Shoichi Watanabe, an English scholar known as a conservative opinion leader in Japan, died Monday of heart failure at his home in Tokyo, people close to him said. He was 86.
A professor emeritus at Sophia University, Watanabe authored numerous books, including the best-selling “Chiteki Seikatsu no Hoho” (“A Way of Intellectual Life”) and award-winning “Fuhai no Jidai” (“An Age of Corruption”).
Watanabe was also known for his nationalist views. He was the leader of a citizens’ group, A group to correct the Asahi Shimbun, which aimed to “correct the fabrications and distorted reporting by” the major liberal daily.

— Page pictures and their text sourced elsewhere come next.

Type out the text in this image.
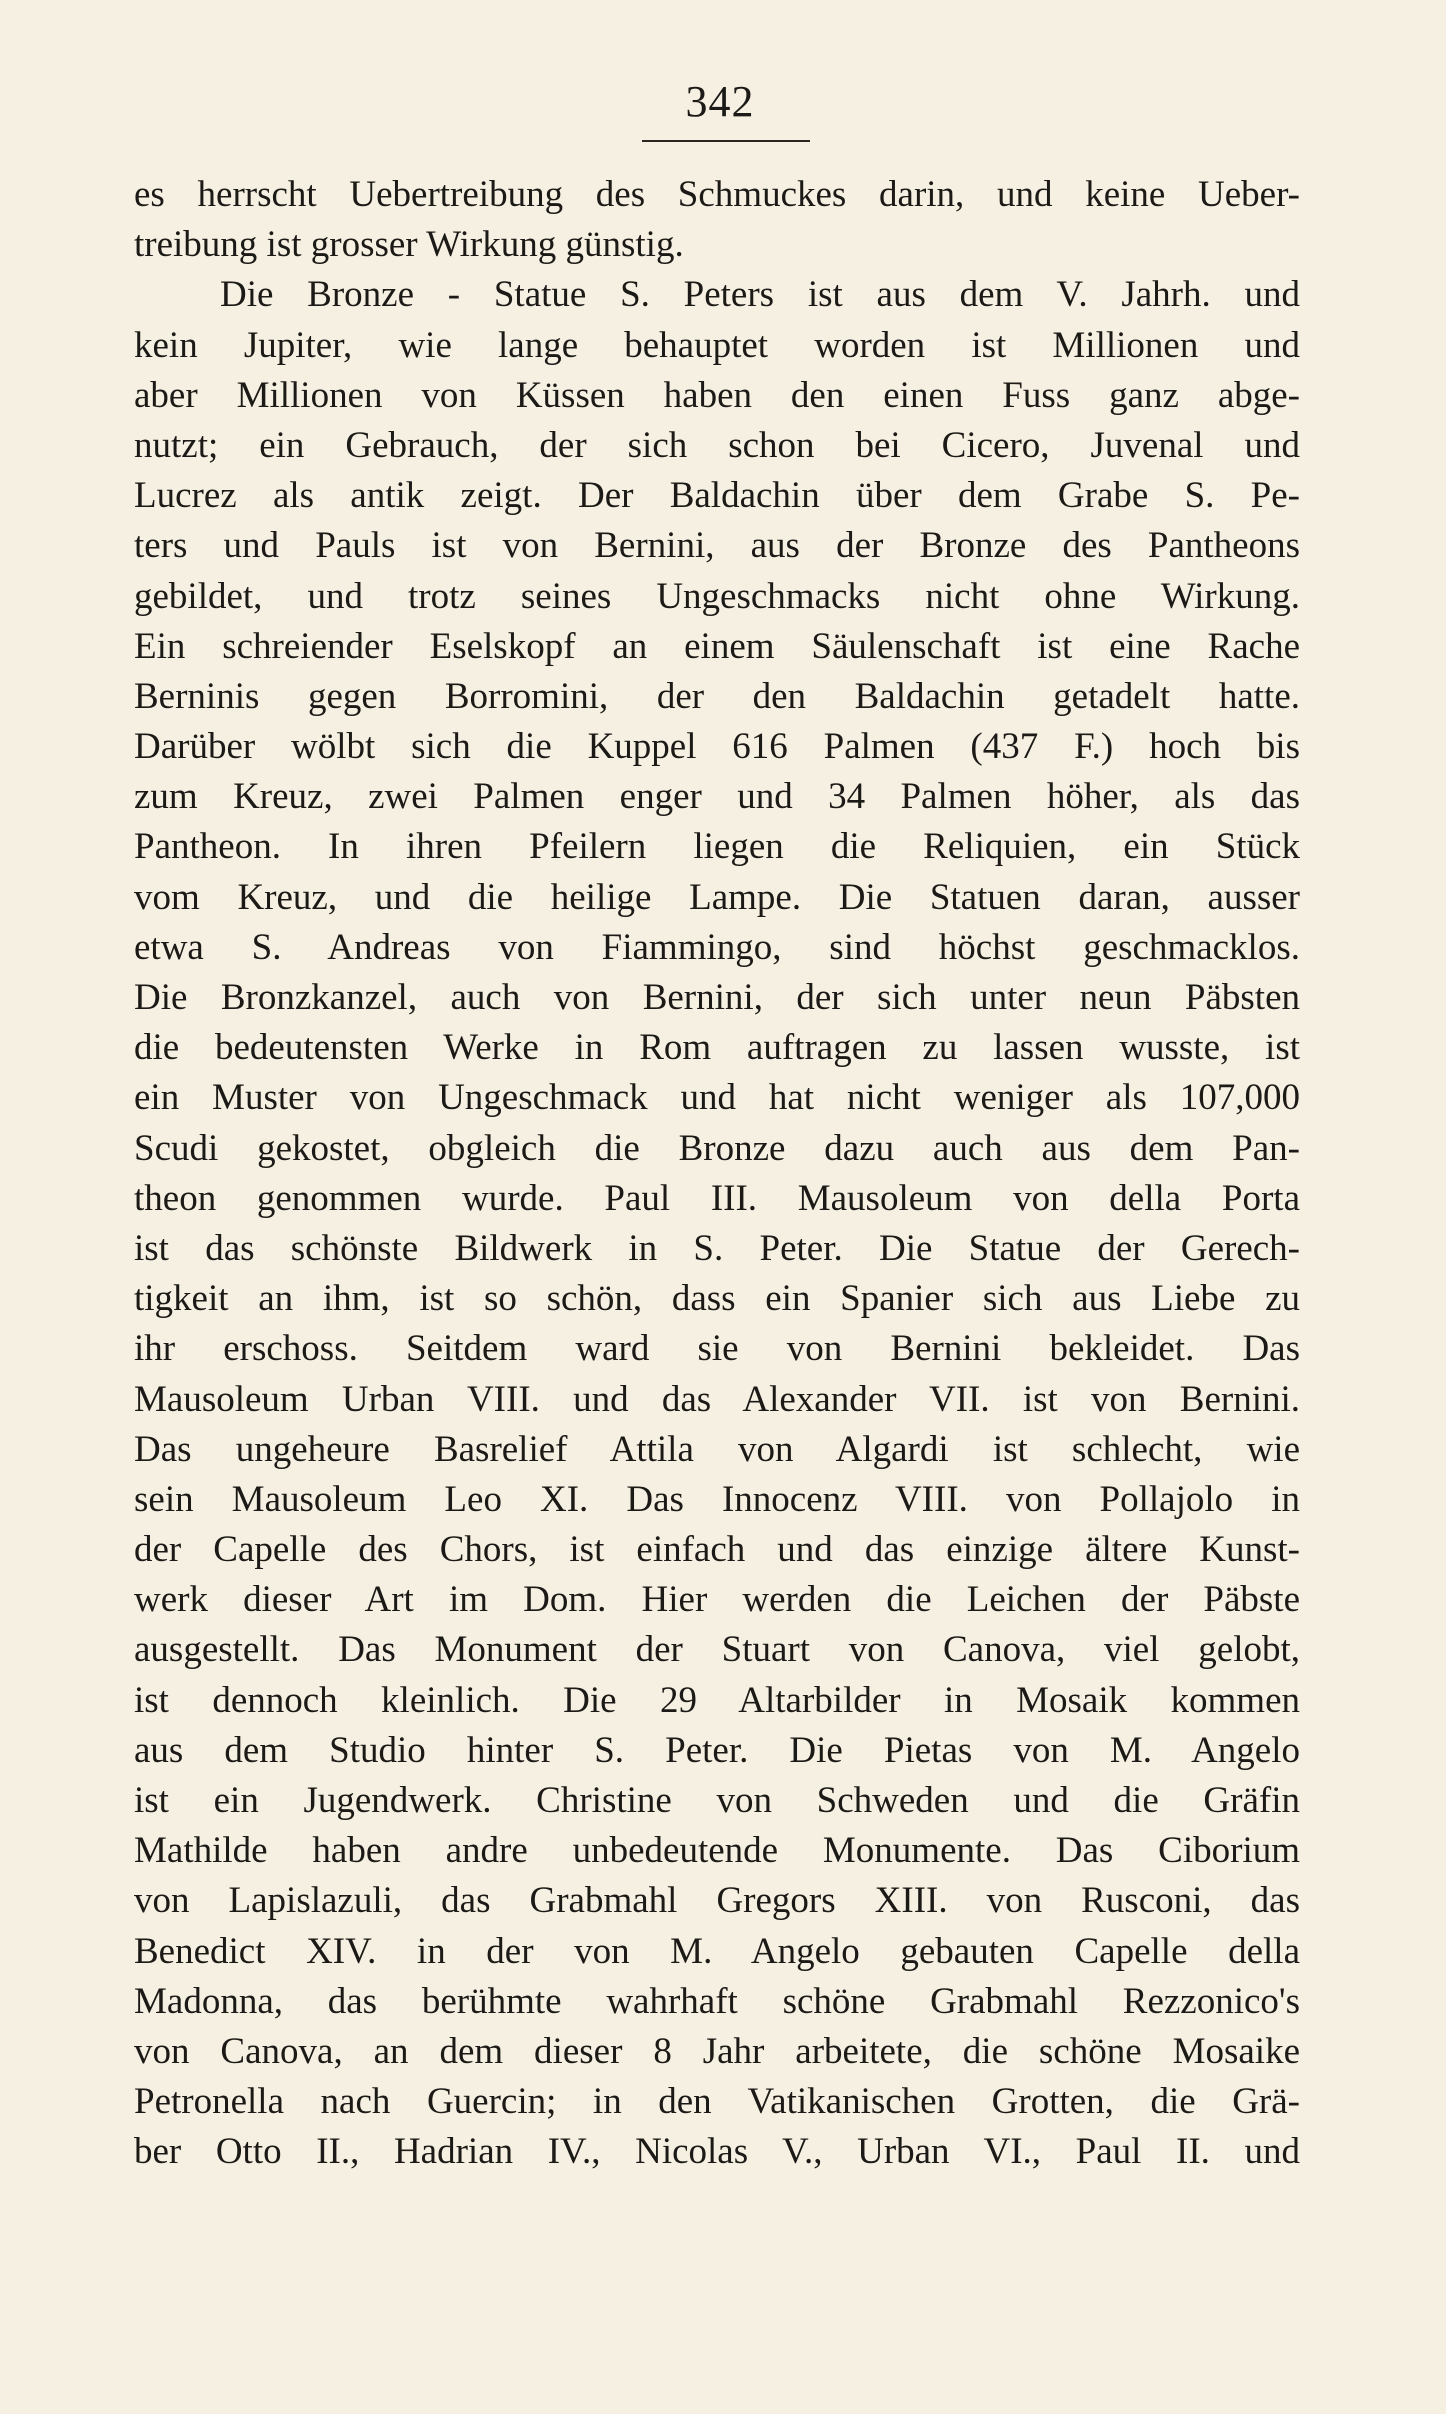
342
es herrscht Uebertreibung des Schmuckes darin, und keine Ueber-
treibung ist grosser Wirkung günstig.
Die Bronze - Statue S. Peters ist aus dem V. Jahrh. und
kein Jupiter, wie lange behauptet worden ist Millionen und
aber Millionen von Küssen haben den einen Fuss ganz abge-
nutzt; ein Gebrauch, der sich schon bei Cicero, Juvenal und
Lucrez als antik zeigt. Der Baldachin über dem Grabe S. Pe-
ters und Pauls ist von Bernini, aus der Bronze des Pantheons
gebildet, und trotz seines Ungeschmacks nicht ohne Wirkung.
Ein schreiender Eselskopf an einem Säulenschaft ist eine Rache
Berninis gegen Borromini, der den Baldachin getadelt hatte.
Darüber wölbt sich die Kuppel 616 Palmen (437 F.) hoch bis
zum Kreuz, zwei Palmen enger und 34 Palmen höher, als das
Pantheon. In ihren Pfeilern liegen die Reliquien, ein Stück
vom Kreuz, und die heilige Lampe. Die Statuen daran, ausser
etwa S. Andreas von Fiammingo, sind höchst geschmacklos.
Die Bronzkanzel, auch von Bernini, der sich unter neun Päbsten
die bedeutensten Werke in Rom auftragen zu lassen wusste, ist
ein Muster von Ungeschmack und hat nicht weniger als 107,000
Scudi gekostet, obgleich die Bronze dazu auch aus dem Pan-
theon genommen wurde. Paul III. Mausoleum von della Porta
ist das schönste Bildwerk in S. Peter. Die Statue der Gerech-
tigkeit an ihm, ist so schön, dass ein Spanier sich aus Liebe zu
ihr erschoss. Seitdem ward sie von Bernini bekleidet. Das
Mausoleum Urban VIII. und das Alexander VII. ist von Bernini.
Das ungeheure Basrelief Attila von Algardi ist schlecht, wie
sein Mausoleum Leo XI. Das Innocenz VIII. von Pollajolo in
der Capelle des Chors, ist einfach und das einzige ältere Kunst-
werk dieser Art im Dom. Hier werden die Leichen der Päbste
ausgestellt. Das Monument der Stuart von Canova, viel gelobt,
ist dennoch kleinlich. Die 29 Altarbilder in Mosaik kommen
aus dem Studio hinter S. Peter. Die Pietas von M. Angelo
ist ein Jugendwerk. Christine von Schweden und die Gräfin
Mathilde haben andre unbedeutende Monumente. Das Ciborium
von Lapislazuli, das Grabmahl Gregors XIII. von Rusconi, das
Benedict XIV. in der von M. Angelo gebauten Capelle della
Madonna, das berühmte wahrhaft schöne Grabmahl Rezzonico's
von Canova, an dem dieser 8 Jahr arbeitete, die schöne Mosaike
Petronella nach Guercin; in den Vatikanischen Grotten, die Grä-
ber Otto II., Hadrian IV., Nicolas V., Urban VI., Paul II. und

In January 2015, he and more than 10,000 people sued the Asahi over its coverage of the “comfort women,” claiming that the paper’s coverage stained their reputations as Japanese nationals. The suit is pending at the Tokyo District Court.
Watanabe told a news conference at the time of the suit’s filing that he “feels angry as the Asahi makes Japanese people ashamed.”
He was also a leading figure among those who deny the 1937 Nanking Massacre occurred.
On the issue of whether and how to allow Emperor Akihito to abdicate, Watanabe had said he was opposed to the idea, saying a regent should be installed as stipulated by current law as a way to alleviate the Emperor’s burden.
A native of Tsuruoka, Yamagata Prefecture, Watanabe got a master’s degree at Sophia University and completed his doctorate at the University of Munster in Germany. He served as a member of several government advisory panels.